Keynes ile Churchill
Keynes, başbakan Churchill’i savaş arifesinde altın para standardını ve döviz kurunu sürdürmemesi konusunda uyarıyor ve yaşanacak meseleleri açıklıyor. Lakin bu önermeler uygun görülmüyor. Devamında Keynes, Churchill’in tek başına aldığı kararların sonuçlarını anlatan bir kitap çıkartıyor. “The Economic Consequences of Mr. Churchill” (Bay Churcill’in İktisadi Sonuçları)

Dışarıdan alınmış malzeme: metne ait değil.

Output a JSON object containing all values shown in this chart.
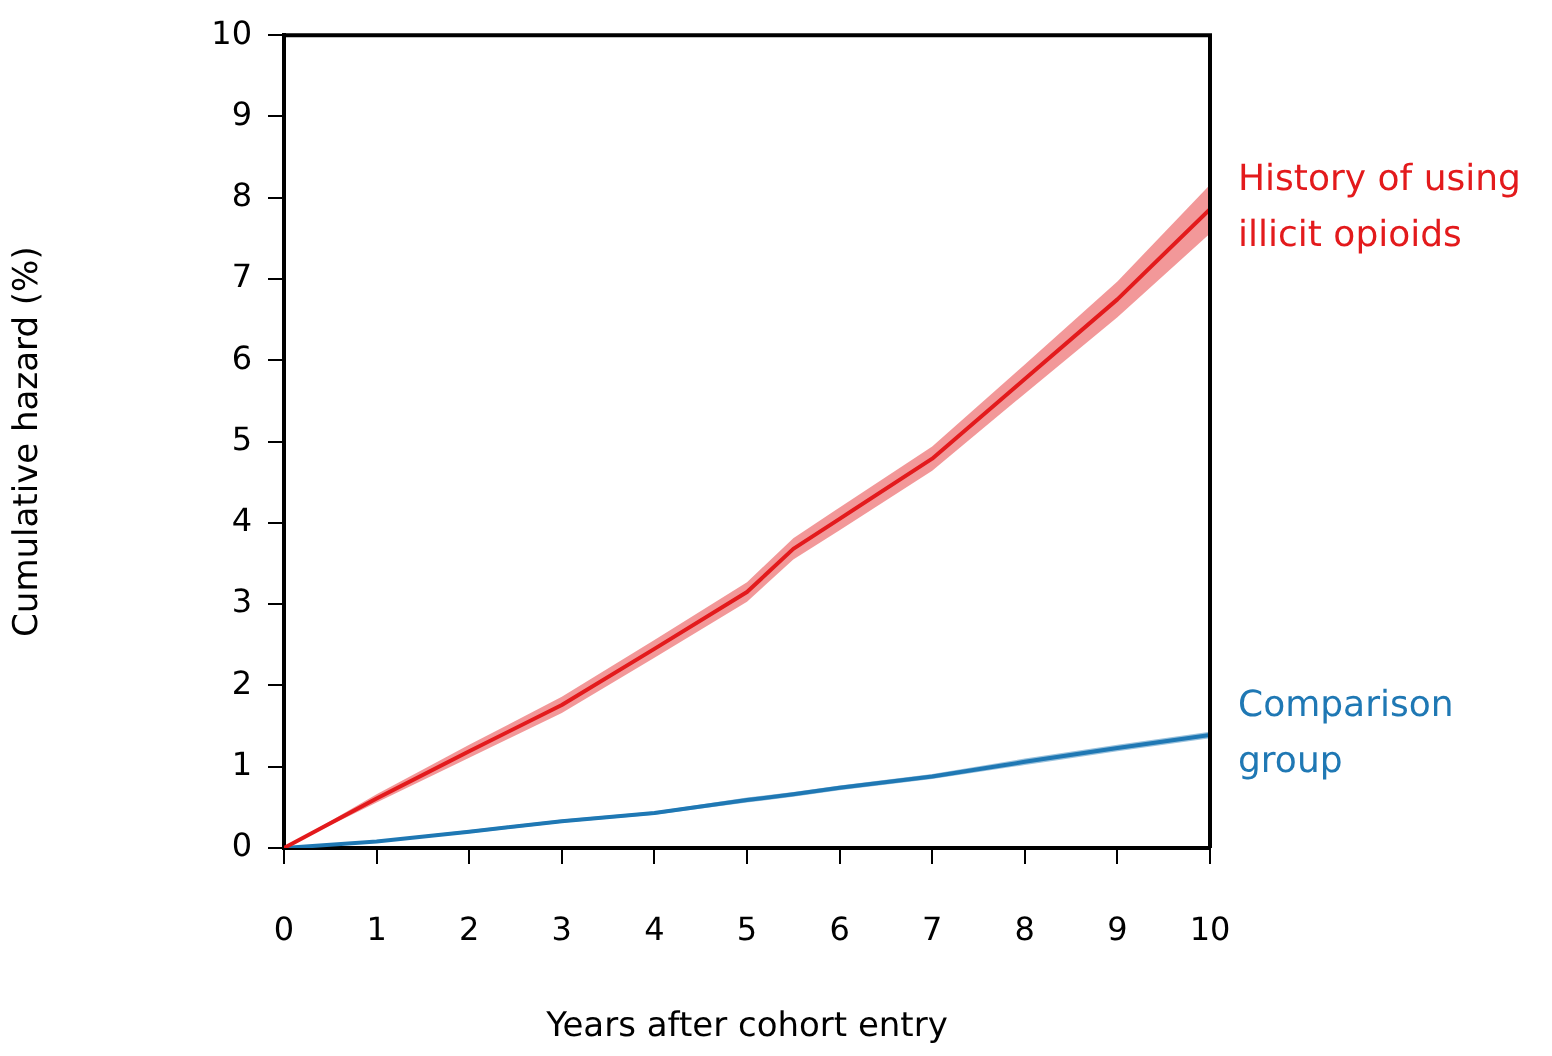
{
  "chart_data": {
    "type": "line",
    "xlabel": "Years after cohort entry",
    "ylabel": "Cumulative hazard (%)",
    "xlim": [
      0,
      10
    ],
    "xticks": [
      0,
      1,
      2,
      3,
      4,
      5,
      6,
      7,
      8,
      9,
      10
    ],
    "ylim": [
      0,
      10
    ],
    "yticks": [
      0,
      1,
      2,
      3,
      4,
      5,
      6,
      7,
      8,
      9,
      10
    ],
    "grid": false,
    "legend": false,
    "marker": "none",
    "line_style": "solid",
    "x": [
      0,
      1,
      2,
      3,
      4,
      5,
      5.5,
      6,
      7,
      8,
      9,
      10
    ],
    "series": [
      {
        "name": "History of using illicit opioids",
        "color": "#e31a1c",
        "values": [
          0,
          0.61,
          1.19,
          1.76,
          2.45,
          3.15,
          3.68,
          4.05,
          4.79,
          5.77,
          6.75,
          7.86
        ],
        "lower": [
          0,
          0.56,
          1.11,
          1.66,
          2.34,
          3.03,
          3.55,
          3.91,
          4.64,
          5.59,
          6.53,
          7.56
        ],
        "upper": [
          0,
          0.66,
          1.27,
          1.86,
          2.56,
          3.27,
          3.81,
          4.19,
          4.94,
          5.95,
          6.97,
          8.16
        ]
      },
      {
        "name": "Comparison group",
        "color": "#1f78b4",
        "values": [
          0,
          0.08,
          0.2,
          0.33,
          0.43,
          0.59,
          0.66,
          0.74,
          0.88,
          1.06,
          1.23,
          1.39
        ],
        "lower": [
          0,
          0.07,
          0.18,
          0.31,
          0.41,
          0.56,
          0.63,
          0.71,
          0.85,
          1.02,
          1.19,
          1.35
        ],
        "upper": [
          0,
          0.09,
          0.22,
          0.35,
          0.45,
          0.62,
          0.69,
          0.77,
          0.91,
          1.1,
          1.27,
          1.43
        ]
      }
    ]
  }
}
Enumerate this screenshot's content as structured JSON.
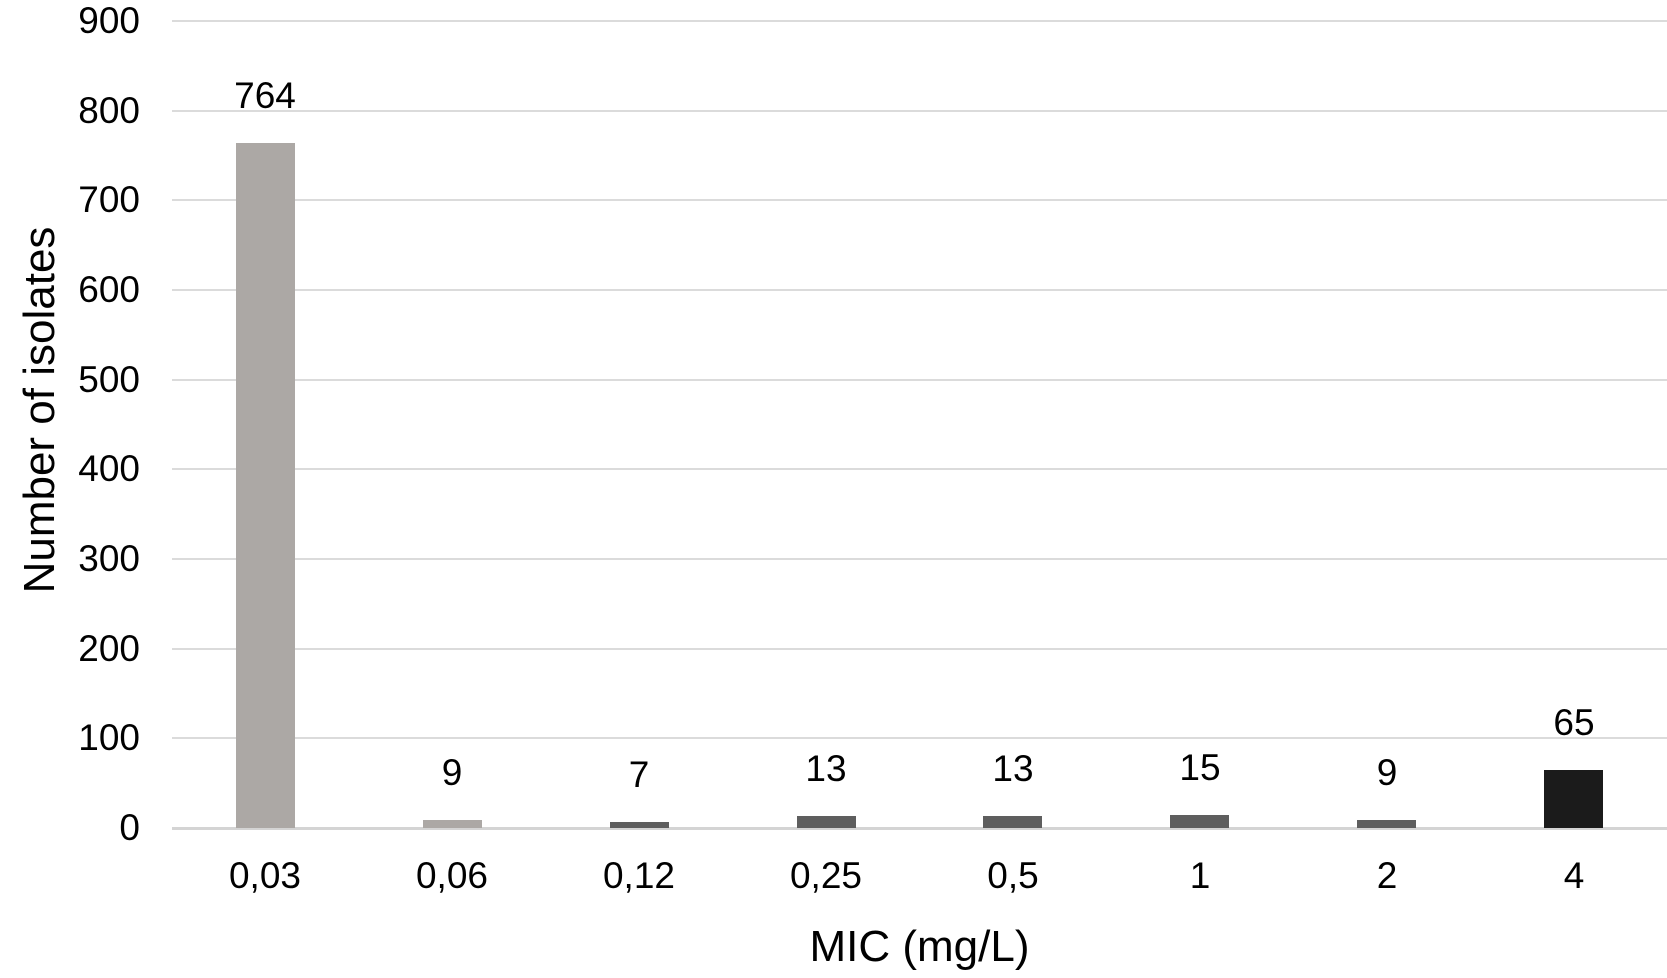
{
  "chart_data": {
    "type": "bar",
    "title": "",
    "xlabel": "MIC (mg/L)",
    "ylabel": "Number of isolates",
    "categories": [
      "0,03",
      "0,06",
      "0,12",
      "0,25",
      "0,5",
      "1",
      "2",
      "4"
    ],
    "values": [
      764,
      9,
      7,
      13,
      13,
      15,
      9,
      65
    ],
    "data_labels": [
      "764",
      "9",
      "7",
      "13",
      "13",
      "15",
      "9",
      "65"
    ],
    "bar_colors": [
      "#ACA8A5",
      "#ACA8A5",
      "#5E5E5E",
      "#5E5E5E",
      "#5E5E5E",
      "#5E5E5E",
      "#5E5E5E",
      "#1B1B1B"
    ],
    "ylim": [
      0,
      900
    ],
    "yticks": [
      0,
      100,
      200,
      300,
      400,
      500,
      600,
      700,
      800,
      900
    ],
    "grid": "horizontal",
    "gridline_color": "#DBDBDB",
    "baseline_color": "#D4D4D4",
    "background_color": "#FFFFFF",
    "legend": "none"
  }
}
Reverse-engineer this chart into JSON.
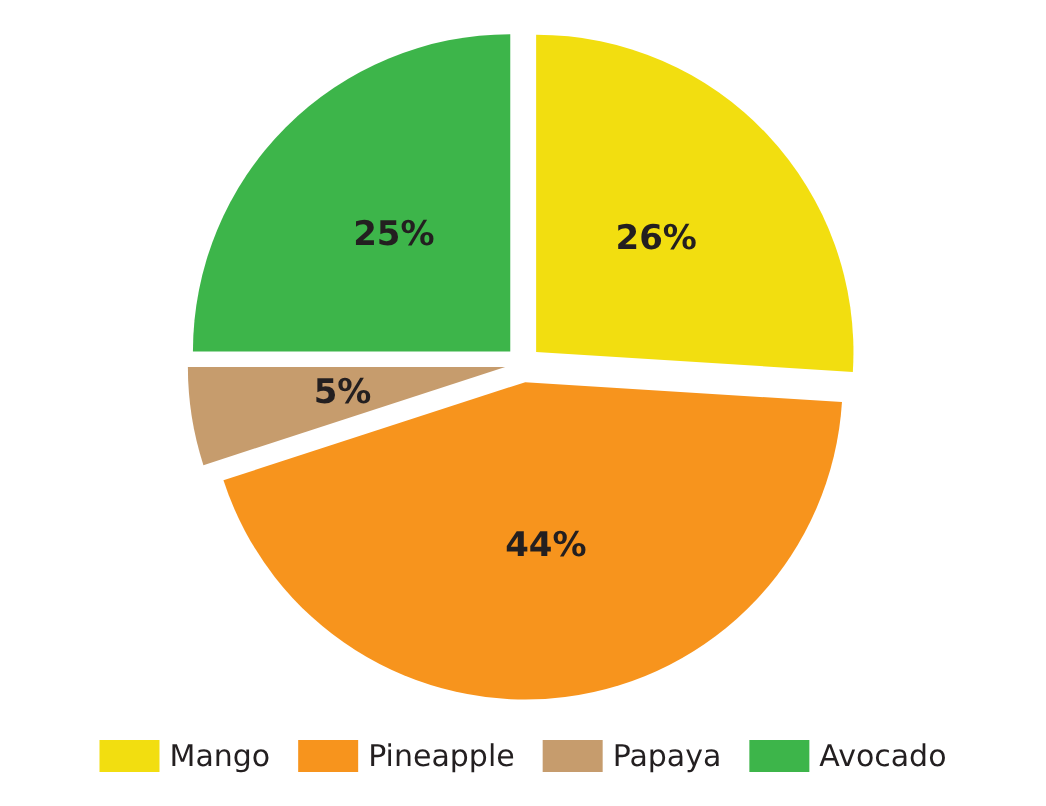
{
  "chart_data": {
    "type": "pie",
    "categories": [
      "Mango",
      "Pineapple",
      "Papaya",
      "Avocado"
    ],
    "values": [
      26,
      44,
      5,
      25
    ],
    "colors": [
      "#f2de10",
      "#f7941d",
      "#c69c6d",
      "#3db54a"
    ],
    "value_labels": [
      "26%",
      "44%",
      "5%",
      "25%"
    ],
    "legend": "bottom"
  }
}
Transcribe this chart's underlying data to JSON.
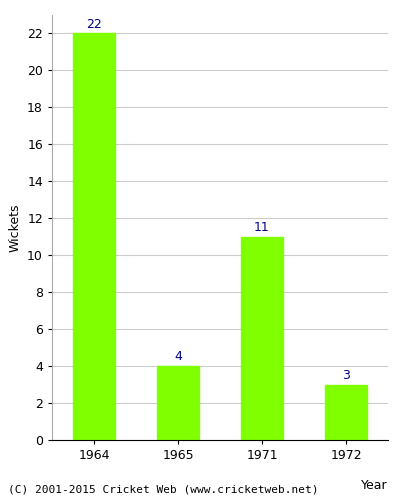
{
  "categories": [
    "1964",
    "1965",
    "1971",
    "1972"
  ],
  "values": [
    22,
    4,
    11,
    3
  ],
  "bar_color": "#7fff00",
  "bar_edge_color": "#7fff00",
  "ylabel": "Wickets",
  "xlabel": "Year",
  "ylim": [
    0,
    23
  ],
  "yticks": [
    0,
    2,
    4,
    6,
    8,
    10,
    12,
    14,
    16,
    18,
    20,
    22
  ],
  "label_color": "#00008b",
  "label_fontsize": 9,
  "axis_label_fontsize": 9,
  "tick_fontsize": 9,
  "footer_text": "(C) 2001-2015 Cricket Web (www.cricketweb.net)",
  "footer_fontsize": 8,
  "grid_color": "#cccccc"
}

Bu anekdot ışığında sizlere iki soru sorarak yazımı sonlandırıyorum. İleride günümüzü anlatacak bu türlü baba iktisatçı çıkar mı? Pekala Külliye’de doğruyu söyleyecek, Keynes üzere yavuz birisi çıkar mı?
Yağız Kutay Işık
ABD iktisadı: ÜFE’de olumlu sürpriz, işsizlik müracaatları beklentinin altında
Şirketlerin döviz mevduatındaki yüklü artış Rusya parası mı?
Tunç Şatıroğlu’ndan dolar uyarısı: “Dananın Kuyruğu Kopuyor”
Bunu paylaş: Sebebiyata not Birak ❤
Bunu beğen:
Beğen Yükleniyor...
İlgili
Yazı hakkında görüşlerinizi belirtmek istermisiniz?